Whenever you talk to a representative, you should take down their name and, if possible, have them send you an email confirming the information they gave you. Always keep records of your payments and any transfers of your loans. Also, don’t just rely on representatives for information, do your own research on your student loans and the programs you could qualify for.
Do people agree with the fees charged
The other main complaint among borrowers is that they don’t agree with the fees charged on their loans. Most borrowers that file this complaint are having a tough time with their payments and don’t get how the loan balance isn’t decreasing. If you are having trouble understanding your loans, you should contact a representative and work out the best repayment plan for your finances.
Also, try out different repayment plans using online student loan calculators. If you can qualify for income-based repayment plans, your loans will be forgiven after 20 or 25 years, depending on the plan.
Excessive Phone Calls from them?
All servicers need to contact the borrowers they work with at some point. For many borrowers, problems can arise and compound when their servicer cannot reach them. However, when other servicers may claim they did their due diligence after one or a few attempts, MOHELA does not give up. In fact, they may go too far.

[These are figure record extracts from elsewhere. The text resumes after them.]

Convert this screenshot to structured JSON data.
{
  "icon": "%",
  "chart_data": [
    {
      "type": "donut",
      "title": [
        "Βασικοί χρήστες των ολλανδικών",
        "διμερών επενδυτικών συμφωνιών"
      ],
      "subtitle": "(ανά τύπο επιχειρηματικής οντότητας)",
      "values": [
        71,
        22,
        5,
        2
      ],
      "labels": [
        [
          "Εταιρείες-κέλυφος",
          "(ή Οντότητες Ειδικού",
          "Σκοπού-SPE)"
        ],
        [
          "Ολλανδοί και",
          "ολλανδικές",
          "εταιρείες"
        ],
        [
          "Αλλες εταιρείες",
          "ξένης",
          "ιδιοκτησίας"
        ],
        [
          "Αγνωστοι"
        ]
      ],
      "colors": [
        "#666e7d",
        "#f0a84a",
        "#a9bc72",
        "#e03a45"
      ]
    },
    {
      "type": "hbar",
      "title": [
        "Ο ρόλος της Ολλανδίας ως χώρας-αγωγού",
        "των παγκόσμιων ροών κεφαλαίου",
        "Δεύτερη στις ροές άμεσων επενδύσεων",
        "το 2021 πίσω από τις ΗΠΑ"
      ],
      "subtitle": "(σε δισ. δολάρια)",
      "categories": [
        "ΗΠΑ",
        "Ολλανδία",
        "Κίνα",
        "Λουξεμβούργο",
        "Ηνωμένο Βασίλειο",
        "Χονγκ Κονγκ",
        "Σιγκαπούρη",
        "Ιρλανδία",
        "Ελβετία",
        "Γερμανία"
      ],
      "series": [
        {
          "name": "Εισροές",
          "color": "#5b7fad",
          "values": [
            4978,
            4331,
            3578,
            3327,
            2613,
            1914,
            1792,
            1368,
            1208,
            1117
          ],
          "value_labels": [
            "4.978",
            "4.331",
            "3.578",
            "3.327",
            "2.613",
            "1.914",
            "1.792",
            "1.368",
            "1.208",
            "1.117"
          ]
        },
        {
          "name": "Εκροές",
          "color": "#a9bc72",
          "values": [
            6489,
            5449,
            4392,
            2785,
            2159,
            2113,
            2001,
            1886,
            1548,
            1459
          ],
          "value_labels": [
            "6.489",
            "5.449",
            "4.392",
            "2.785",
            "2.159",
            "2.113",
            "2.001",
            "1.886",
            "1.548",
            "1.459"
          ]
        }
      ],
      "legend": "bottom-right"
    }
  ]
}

This issue has two sides. First, MOHELA tried to contact borrowers whose account recently became delinquent. Several borrowers spoke about how after one missed payment, MOHELA launched calls to their homes, workplaces, and family members.
Often family members were not listed on the borrower’s account, but contacted through skip-tracing. Borrowers felt this was excessive given they were often just one payment behind. Some claimed to not actually be delinquent at all, but having paid on time or having been in forbearance.
The second side shows a different point of view: family, friends, and acquaintances of a (possibly) delinquent borrower. Complaints detail how they were called multiple times a week, sometimes multiple times a day, and were confused by the source of the calls given they did not have any loan associated with MOHELA.